MOST OF the headlines from Afghanistan ahead of its presidential election Saturday have reported Taliban terrorist attacks, so it’s worth underlining a few bits of less spectacular but probably more important news. Long lines have stretched from election centers as Afghans have registered to vote. Tens of thousands have gathered at the campaign rallies of the leading candidates. Lively debates have been broadcast on television, and women are playing more prominent roles than ever.
In short, notwithstanding the Taliban offensive, there’s reason for hope that Afghanistan will have the election it needs: one that attracts widespread participation and produces an accepted winner to whom incumbent Hamid Karzai can peacefully hand over power. Afghan and international observers say voting in this election is likely to take place in areas that were virtually excluded from the 2009 election, such as the region around Kandahar, and that turnout will probably be considerably higher.
The field of candidates, too, is promising.
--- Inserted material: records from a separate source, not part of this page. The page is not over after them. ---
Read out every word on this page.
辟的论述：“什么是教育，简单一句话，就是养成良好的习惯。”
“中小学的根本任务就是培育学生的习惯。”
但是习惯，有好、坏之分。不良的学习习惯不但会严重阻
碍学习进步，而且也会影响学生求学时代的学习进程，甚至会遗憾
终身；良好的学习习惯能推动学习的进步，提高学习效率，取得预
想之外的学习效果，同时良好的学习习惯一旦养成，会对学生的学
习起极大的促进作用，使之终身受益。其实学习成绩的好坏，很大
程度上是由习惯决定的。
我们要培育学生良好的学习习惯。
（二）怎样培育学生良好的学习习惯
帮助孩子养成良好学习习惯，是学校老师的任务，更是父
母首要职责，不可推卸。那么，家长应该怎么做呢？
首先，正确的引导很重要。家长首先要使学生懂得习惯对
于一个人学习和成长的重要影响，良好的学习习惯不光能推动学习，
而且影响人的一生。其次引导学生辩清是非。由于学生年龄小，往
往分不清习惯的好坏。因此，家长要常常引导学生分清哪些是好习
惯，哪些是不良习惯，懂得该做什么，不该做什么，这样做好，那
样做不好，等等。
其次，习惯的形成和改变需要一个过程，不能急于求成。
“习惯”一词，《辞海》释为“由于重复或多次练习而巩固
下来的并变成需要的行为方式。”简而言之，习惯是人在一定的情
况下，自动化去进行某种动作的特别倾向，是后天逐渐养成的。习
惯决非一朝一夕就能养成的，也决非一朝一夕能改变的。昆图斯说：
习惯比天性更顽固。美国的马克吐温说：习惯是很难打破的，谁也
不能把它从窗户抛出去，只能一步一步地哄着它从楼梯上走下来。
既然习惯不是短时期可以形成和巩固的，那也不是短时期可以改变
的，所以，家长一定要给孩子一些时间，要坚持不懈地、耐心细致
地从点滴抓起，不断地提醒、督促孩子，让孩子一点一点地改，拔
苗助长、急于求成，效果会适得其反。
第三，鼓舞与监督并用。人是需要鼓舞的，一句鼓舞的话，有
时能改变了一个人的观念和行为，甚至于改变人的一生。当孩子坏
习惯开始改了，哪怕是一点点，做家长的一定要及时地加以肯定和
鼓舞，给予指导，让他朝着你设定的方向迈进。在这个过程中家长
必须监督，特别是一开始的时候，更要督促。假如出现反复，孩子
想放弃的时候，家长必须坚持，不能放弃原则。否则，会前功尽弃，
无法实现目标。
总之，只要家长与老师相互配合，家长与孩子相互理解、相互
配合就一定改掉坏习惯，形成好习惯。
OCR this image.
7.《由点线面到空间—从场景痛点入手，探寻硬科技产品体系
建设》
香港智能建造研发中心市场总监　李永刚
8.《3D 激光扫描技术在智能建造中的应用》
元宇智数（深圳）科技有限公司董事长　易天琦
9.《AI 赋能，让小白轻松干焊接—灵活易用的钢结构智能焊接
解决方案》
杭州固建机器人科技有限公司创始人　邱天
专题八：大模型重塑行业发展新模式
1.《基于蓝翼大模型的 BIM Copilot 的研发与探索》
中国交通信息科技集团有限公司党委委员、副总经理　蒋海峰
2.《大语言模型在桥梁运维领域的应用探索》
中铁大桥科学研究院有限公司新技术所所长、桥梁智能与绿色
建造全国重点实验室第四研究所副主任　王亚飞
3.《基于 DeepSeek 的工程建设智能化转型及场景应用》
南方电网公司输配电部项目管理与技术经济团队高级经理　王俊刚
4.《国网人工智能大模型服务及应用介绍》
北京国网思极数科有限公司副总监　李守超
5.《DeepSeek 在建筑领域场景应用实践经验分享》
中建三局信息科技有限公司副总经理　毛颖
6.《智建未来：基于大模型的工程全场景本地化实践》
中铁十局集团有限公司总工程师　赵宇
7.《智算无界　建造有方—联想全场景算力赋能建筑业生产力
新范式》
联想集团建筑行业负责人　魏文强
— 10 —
Of the 11 presidential contenders, the three seeming front-runners are moderate, experienced in government and pro-Western. All say they would quickly sign an agreement with the United States allowing U.S. trainers and counterterrorism forces to remain in the country after this year, the key to maintaining domestic and international confidence in the state constructed over the past dozen years. Mr. Karzai’s refusal to sign the deal and his poisoned relations with the Obama administration mean that the eventual winner of the election — which may require a runoff — will offer a welcome opportunity for a fresh start in U.S.-Afghan relations.
There are, of course, many uncertainties. Some worry that Mr. Karzai and his cronies may try to steal the election for his former foreign minister, Zalmay Rassoul , who appears to be his favorite. Whatever the outcome, there probably will be claims of fraud that a reduced contingent of international observers and weakened electoral complaints commission could have difficulty judging. The new president will have to negotiate the future role of Mr. Karzai, who is building a residence on the presidential palace grounds and will seek to maintain his influence. The Taliban and its backers in Pakistan will surely challenge the new president — especially if it is Abdullah Abdullah, who lost to Mr. Karzai in 2009 and is perceived to represent the non-Pashtun population .
Completion of the vote ought to stimulate swift movement by the Obama administration, which has appeared virtually inert on Afghanistan in recent months. Faced with Mr. Karzai’s recalcitrance, President Obama has declined to commit to a U.S. military mission after this year, much less its dimensions, and the White House has continued to hint at a “zero option.” That has greatly increased uncertainty among Afghans, some of whom are hedging against a state collapse or Taliban resurgence. Mr. Obama should welcome any election that produces a winner accepted by the majority of Afghans, and he should make clear that the United States will support a new government by providing the Afghan army with the training and other assistance it will need.